Brunnen am Ohr

Entschuldigung, Sie haben da einen Brunnen am Ohr hängen", rufen mir derzeit dicke weiße Buchstaben auf blauem Hintergrund von der Plakatwand um die Ecke entgegen, und: "Moment bitte, Sie haben sich mit Schulbüchern eingecremt!

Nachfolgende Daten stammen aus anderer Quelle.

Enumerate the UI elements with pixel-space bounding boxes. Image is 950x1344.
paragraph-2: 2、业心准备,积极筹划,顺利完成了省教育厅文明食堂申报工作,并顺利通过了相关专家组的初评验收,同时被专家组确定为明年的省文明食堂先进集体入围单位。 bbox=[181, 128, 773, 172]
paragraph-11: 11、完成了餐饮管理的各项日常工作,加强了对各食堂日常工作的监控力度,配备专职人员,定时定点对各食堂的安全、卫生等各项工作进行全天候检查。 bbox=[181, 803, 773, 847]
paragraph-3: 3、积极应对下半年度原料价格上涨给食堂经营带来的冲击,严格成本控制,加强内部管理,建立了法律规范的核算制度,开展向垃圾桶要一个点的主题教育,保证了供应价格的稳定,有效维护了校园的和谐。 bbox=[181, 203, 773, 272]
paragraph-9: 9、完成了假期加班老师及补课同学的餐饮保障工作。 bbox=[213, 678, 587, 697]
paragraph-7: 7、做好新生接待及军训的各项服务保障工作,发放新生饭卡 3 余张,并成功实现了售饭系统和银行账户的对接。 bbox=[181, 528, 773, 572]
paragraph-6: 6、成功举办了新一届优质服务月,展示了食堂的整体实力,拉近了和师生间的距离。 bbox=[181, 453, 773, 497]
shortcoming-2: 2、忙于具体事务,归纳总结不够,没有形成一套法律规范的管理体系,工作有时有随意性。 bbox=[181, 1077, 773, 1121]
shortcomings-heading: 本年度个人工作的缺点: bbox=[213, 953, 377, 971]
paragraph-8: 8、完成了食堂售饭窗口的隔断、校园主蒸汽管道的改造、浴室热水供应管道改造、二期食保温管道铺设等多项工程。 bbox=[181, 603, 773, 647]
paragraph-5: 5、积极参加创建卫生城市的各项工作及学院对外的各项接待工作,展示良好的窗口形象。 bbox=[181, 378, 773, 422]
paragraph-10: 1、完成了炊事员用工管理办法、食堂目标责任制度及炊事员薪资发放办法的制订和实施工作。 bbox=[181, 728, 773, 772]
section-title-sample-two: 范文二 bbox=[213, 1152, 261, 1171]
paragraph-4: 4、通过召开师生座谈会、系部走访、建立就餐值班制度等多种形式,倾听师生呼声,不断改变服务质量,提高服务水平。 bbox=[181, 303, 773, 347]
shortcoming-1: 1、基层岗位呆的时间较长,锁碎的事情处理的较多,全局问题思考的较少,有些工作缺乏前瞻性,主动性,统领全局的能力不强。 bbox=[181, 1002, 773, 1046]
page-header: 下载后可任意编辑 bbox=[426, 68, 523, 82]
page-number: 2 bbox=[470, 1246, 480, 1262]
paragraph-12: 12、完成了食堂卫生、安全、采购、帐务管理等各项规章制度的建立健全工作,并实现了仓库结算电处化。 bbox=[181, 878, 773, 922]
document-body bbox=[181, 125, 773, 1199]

" Das Kleingedruckte am unteren Rand gibt Aufschluss: Eine Hilfsorganisation sucht nach Paten für Kinder in armen Ländern. Prinzipiell eine gute Sache.Doch was soll der Versuch, mir ein schlechtes Gewissen einzureden? Was spricht dagegen, sich an Schmuck zu freuen? Und soll ich wirklich mit spröder Haut herumlaufen?Ausgaben in einem reichen Land gegen das aufzurechnen, was man in anderen Teilen der Welt damit bewirken könnte, ist naiv und unlauter. Dann dürften wir in letzter Konsequenz auch nicht mehr ins Kino gehen, keine Markenkleidung kaufen und müssten Wasser statt Wein trinken. Was aber würde das wohl für unsere Wirtschaft bedeuten? Ärgerlich, dass die aggressive Kampagne auf den Plakat-Wänden wohl nicht nur bei mir eine Abwehr-Haltung provoziert und so den vielen Hilfsorganisationen schadet, die seriöse und leise Töne wählen, um auf ihre wichtige Arbeit aufmerksam zu machen. Denen zu helfen, die es weniger gut getroffen haben, ist Ehrensache. Doch wer mein Geld will, muss mich mit Inhalten überzeugen. Ginge es nach mir, könnte sich die Hilfsorganisation mit den weiß-blauen Plakaten die Brunnen, die angeblich an meinem Ohr hängen, jedenfalls an den Hut stecken.